Travaux de la commission des lois



- Présidence de M. Jean-Jacques Hyest, président.

Union européenne - Adaptation au droit communautaire dans le domaine de la justice - Examen du rapport

La commission a tout d'abord procédé à l'examen du rapport de M. François Zocchetto sur le projet de loi n° 330 (2004-2005), adopté par l'Assemblée nationale, portant diverses dispositions d'adaptation au droit communautaire dans le domaine de la justice.

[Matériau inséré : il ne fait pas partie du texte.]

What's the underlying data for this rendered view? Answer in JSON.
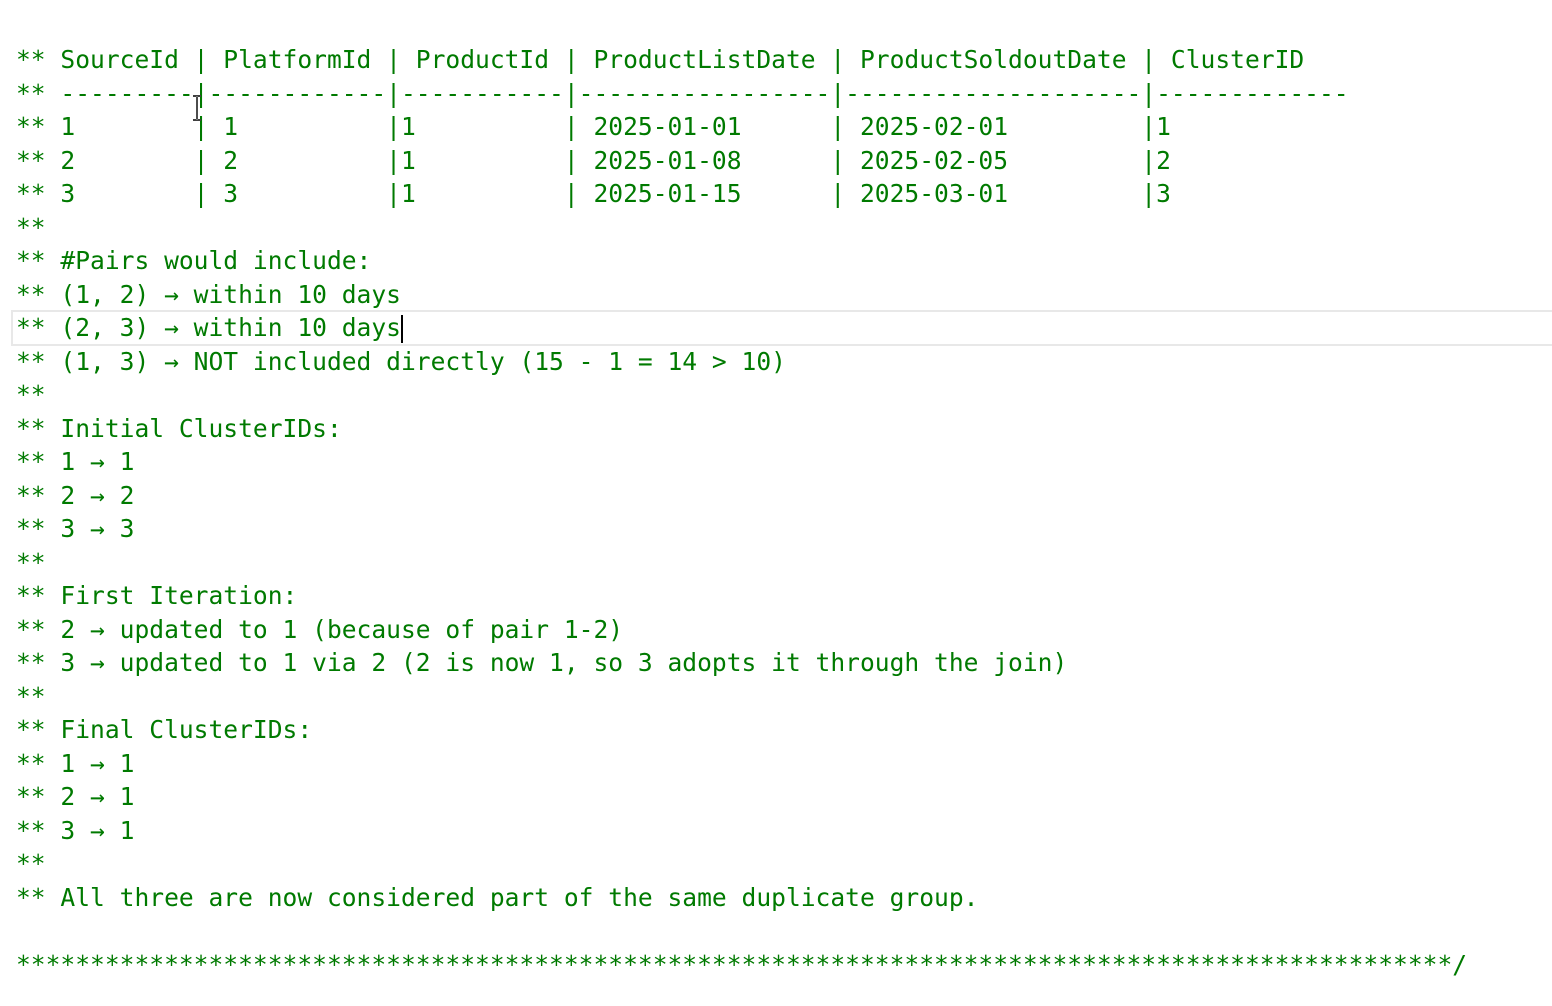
{
  "editor": {
    "text_color": "#007A00",
    "background": "#ffffff",
    "current_line_index": 9,
    "lines": [
      "** SourceId | PlatformId | ProductId | ProductListDate | ProductSoldoutDate | ClusterID",
      "** ---------|------------|-----------|-----------------|--------------------|-------------",
      "** 1        | 1          |1          | 2025-01-01      | 2025-02-01         |1",
      "** 2        | 2          |1          | 2025-01-08      | 2025-02-05         |2",
      "** 3        | 3          |1          | 2025-01-15      | 2025-03-01         |3",
      "**",
      "** #Pairs would include:",
      "** (1, 2) → within 10 days",
      "",
      "** (2, 3) → within 10 days",
      "** (1, 3) → NOT included directly (15 - 1 = 14 > 10)",
      "**",
      "** Initial ClusterIDs:",
      "** 1 → 1",
      "** 2 → 2",
      "** 3 → 3",
      "**",
      "** First Iteration:",
      "** 2 → updated to 1 (because of pair 1-2)",
      "** 3 → updated to 1 via 2 (2 is now 1, so 3 adopts it through the join)",
      "**",
      "** Final ClusterIDs:",
      "** 1 → 1",
      "** 2 → 1",
      "** 3 → 1",
      "**",
      "** All three are now considered part of the same duplicate group.",
      "",
      "*************************************************************************************************/"
    ]
  },
  "icons": {
    "mouse_cursor": "i-beam-cursor-icon",
    "text_caret": "text-caret-icon"
  }
}
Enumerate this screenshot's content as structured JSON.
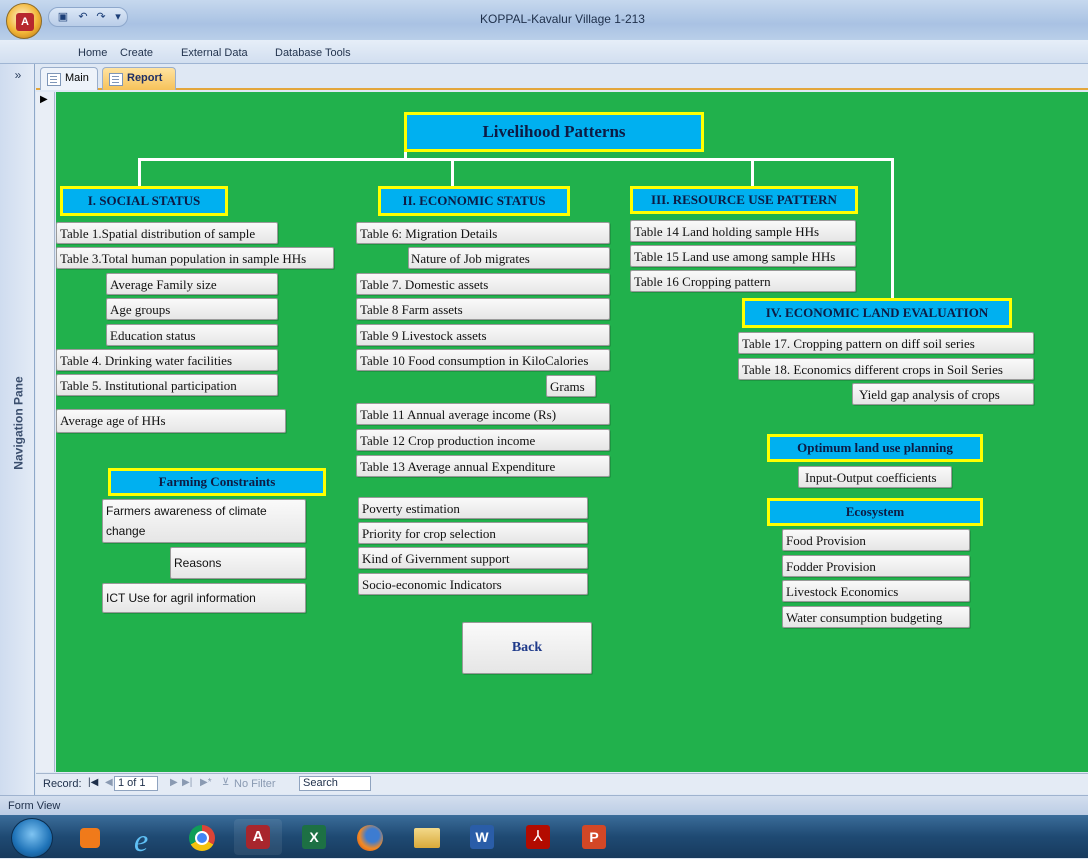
{
  "window": {
    "title": "KOPPAL-Kavalur Village 1-213"
  },
  "ribbon": {
    "tabs": [
      "Home",
      "Create",
      "External Data",
      "Database Tools"
    ]
  },
  "nav": {
    "toggle": "»",
    "label": "Navigation Pane"
  },
  "doc_tabs": [
    {
      "label": "Main"
    },
    {
      "label": "Report"
    }
  ],
  "report": {
    "title": "Livelihood Patterns",
    "social": {
      "header": "I. SOCIAL STATUS",
      "items": [
        "Table 1.Spatial distribution of sample",
        "Table 3.Total human population in sample HHs",
        "Average Family size",
        "Age groups",
        "Education status",
        "Table 4. Drinking water facilities",
        "Table 5. Institutional participation",
        "Average age of HHs"
      ]
    },
    "farming": {
      "header": "Farming Constraints",
      "items": [
        "Farmers awareness of climate change",
        "Reasons",
        "ICT Use for agril information"
      ]
    },
    "economic": {
      "header": "II. ECONOMIC STATUS",
      "items": [
        "Table 6: Migration Details",
        "Nature of Job migrates",
        "Table 7. Domestic assets",
        "Table 8 Farm assets",
        "Table 9 Livestock assets",
        "Table 10 Food consumption in KiloCalories",
        "Grams",
        "Table 11 Annual average income (Rs)",
        "Table 12 Crop production income",
        "Table 13 Average annual Expenditure",
        "Poverty estimation",
        "Priority for crop selection",
        "Kind of Givernment support",
        "Socio-economic Indicators"
      ]
    },
    "resource": {
      "header": "III. RESOURCE USE PATTERN",
      "items": [
        "Table 14 Land holding sample HHs",
        "Table 15 Land use among sample HHs",
        "Table 16 Cropping pattern"
      ]
    },
    "land_eval": {
      "header": "IV. ECONOMIC LAND EVALUATION",
      "items": [
        "Table 17. Cropping pattern on diff soil series",
        "Table 18. Economics different crops in  Soil Series",
        "Yield gap analysis of crops"
      ]
    },
    "optimum": {
      "header": "Optimum land use planning",
      "items": [
        "Input-Output coefficients"
      ]
    },
    "ecosystem": {
      "header": "Ecosystem",
      "items": [
        "Food Provision",
        "Fodder Provision",
        "Livestock Economics",
        "Water consumption budgeting"
      ]
    },
    "back": "Back"
  },
  "record_bar": {
    "label": "Record:",
    "position": "1 of 1",
    "filter": "No Filter",
    "search": "Search"
  },
  "status": {
    "view": "Form View"
  },
  "taskbar": {
    "icons": [
      "start-orb",
      "media-player",
      "internet-explorer",
      "chrome",
      "access",
      "excel",
      "firefox",
      "file-explorer",
      "word",
      "acrobat",
      "powerpoint"
    ]
  }
}
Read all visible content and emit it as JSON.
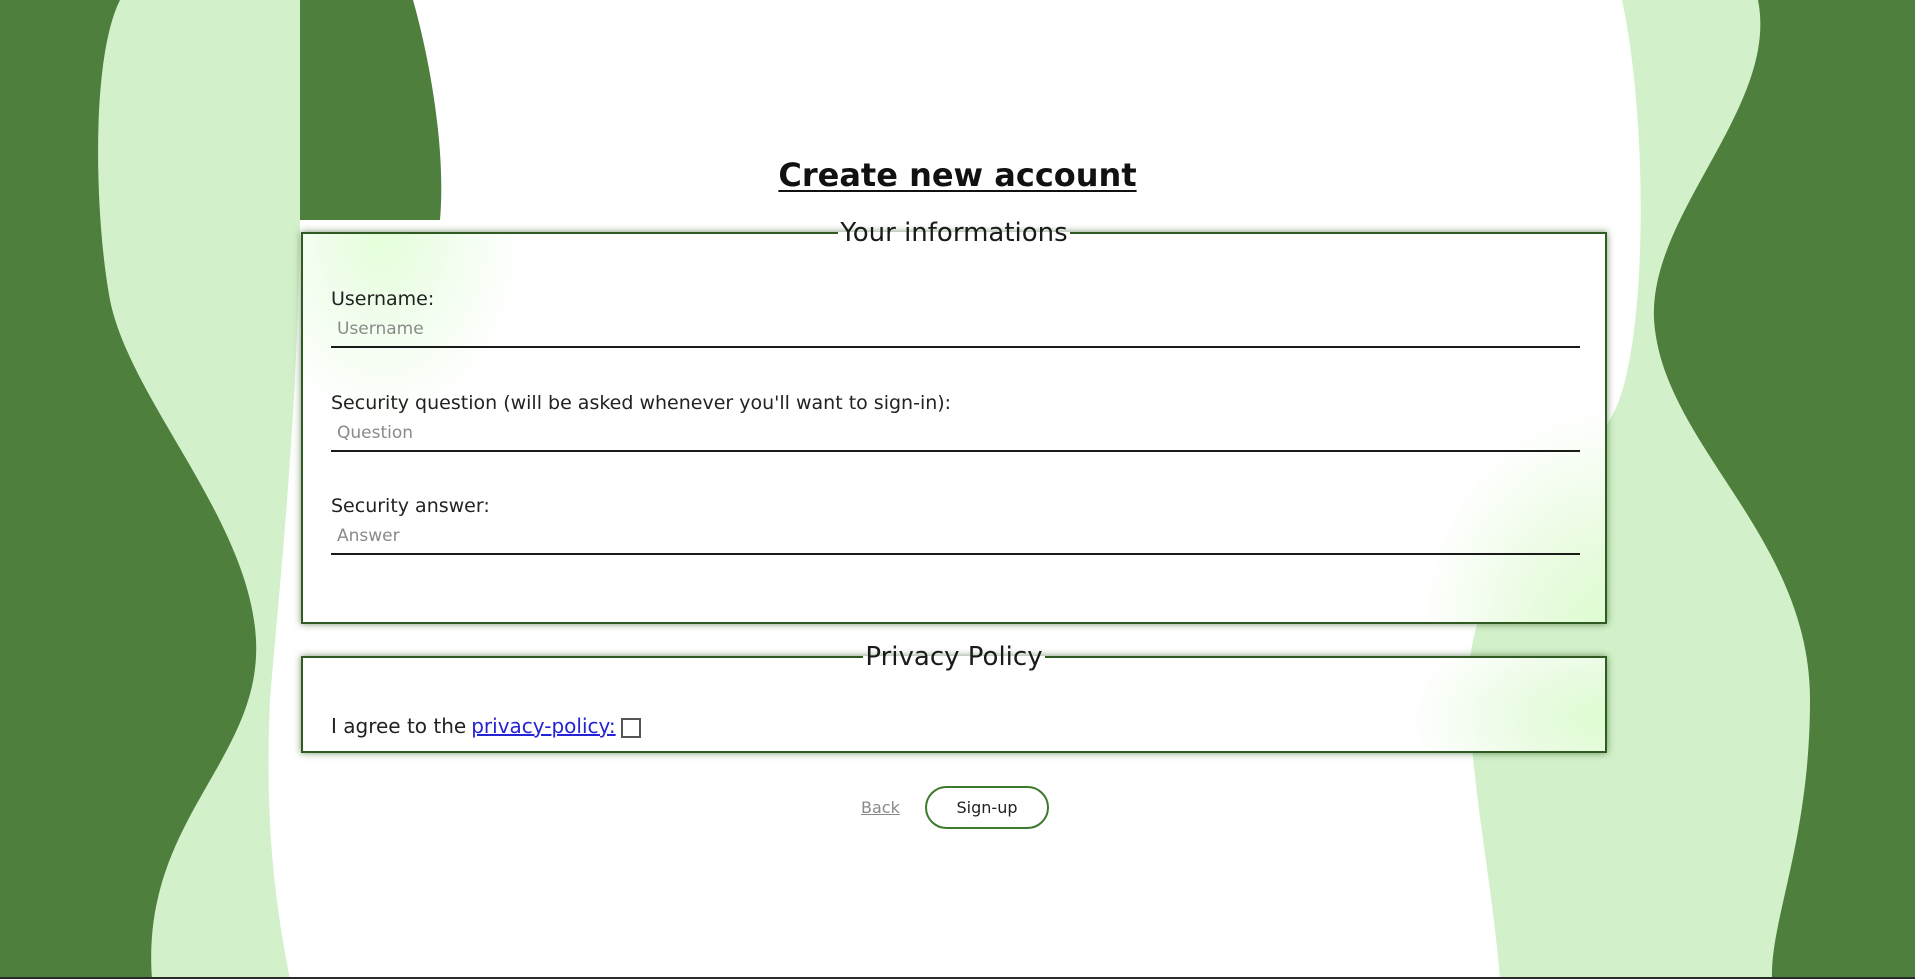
{
  "page": {
    "title": "Create new account"
  },
  "colors": {
    "background_dark": "#4e7f3c",
    "background_light": "#d2f1ca",
    "panel_border": "#2f5a22",
    "button_border": "#3d7a2c",
    "link": "#2424d6",
    "back_link": "#8a8a8a"
  },
  "info_section": {
    "legend": "Your informations",
    "username": {
      "label": "Username:",
      "placeholder": "Username",
      "value": ""
    },
    "question": {
      "label": "Security question (will be asked whenever you'll want to sign-in):",
      "placeholder": "Question",
      "value": ""
    },
    "answer": {
      "label": "Security answer:",
      "placeholder": "Answer",
      "value": ""
    }
  },
  "privacy_section": {
    "legend": "Privacy Policy",
    "agree_text": "I agree to the",
    "link_text": "privacy-policy:",
    "checked": false
  },
  "actions": {
    "back_label": "Back",
    "signup_label": "Sign-up"
  }
}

M. François Zocchetto, rapporteur, a présenté les quatre volets du projet de loi portant dispositions d'adaptation au droit communautaire dans le domaine de la justice consacrés à l'aide juridictionnelle, à la prise en compte des condamnations prononcées par la juridiction d'un autre Etat membre en matière de faux monnayage au regard de l'application des règles de la récidive, à l'harmonisation des incriminations et des sanctions dans le domaine de la lutte contre la corruption et à la mise en place d'une procédure rapide et simplifiée de gel des avoirs et des éléments de preuve dans le cadre de l'entraide judiciaire.

Il a relevé que ces diverses dispositions marquaient, chacune dans leur domaine, un renforcement de la coopération judiciaire européenne.

Le rapporteur a tout d'abord évoqué brièvement les étapes de la construction de l'espace pénal européen, qui constitue le cadre où s'inscrit le présent projet de loi. Il a rappelé que ses fondements avaient été posés dans le traité de Maastricht signé le 7 février 1992 et renforcés par le traité d'Amsterdam (conclu le 2 octobre 1997). Il a par ailleurs indiqué que le Conseil européen extraordinaire de Tampere réuni en octobre 1999, exclusivement consacré aux questions de justice et d'affaires intérieures, avait structuré la construction de l'espace judiciaire européen autour de quatre grands axes relatifs à la mise en oeuvre du principe de reconnaissance mutuelle, au rapprochement du droit pénal des Etats membres, à la coopération institutionnelle et au développement de la coopération internationale en matière pénale.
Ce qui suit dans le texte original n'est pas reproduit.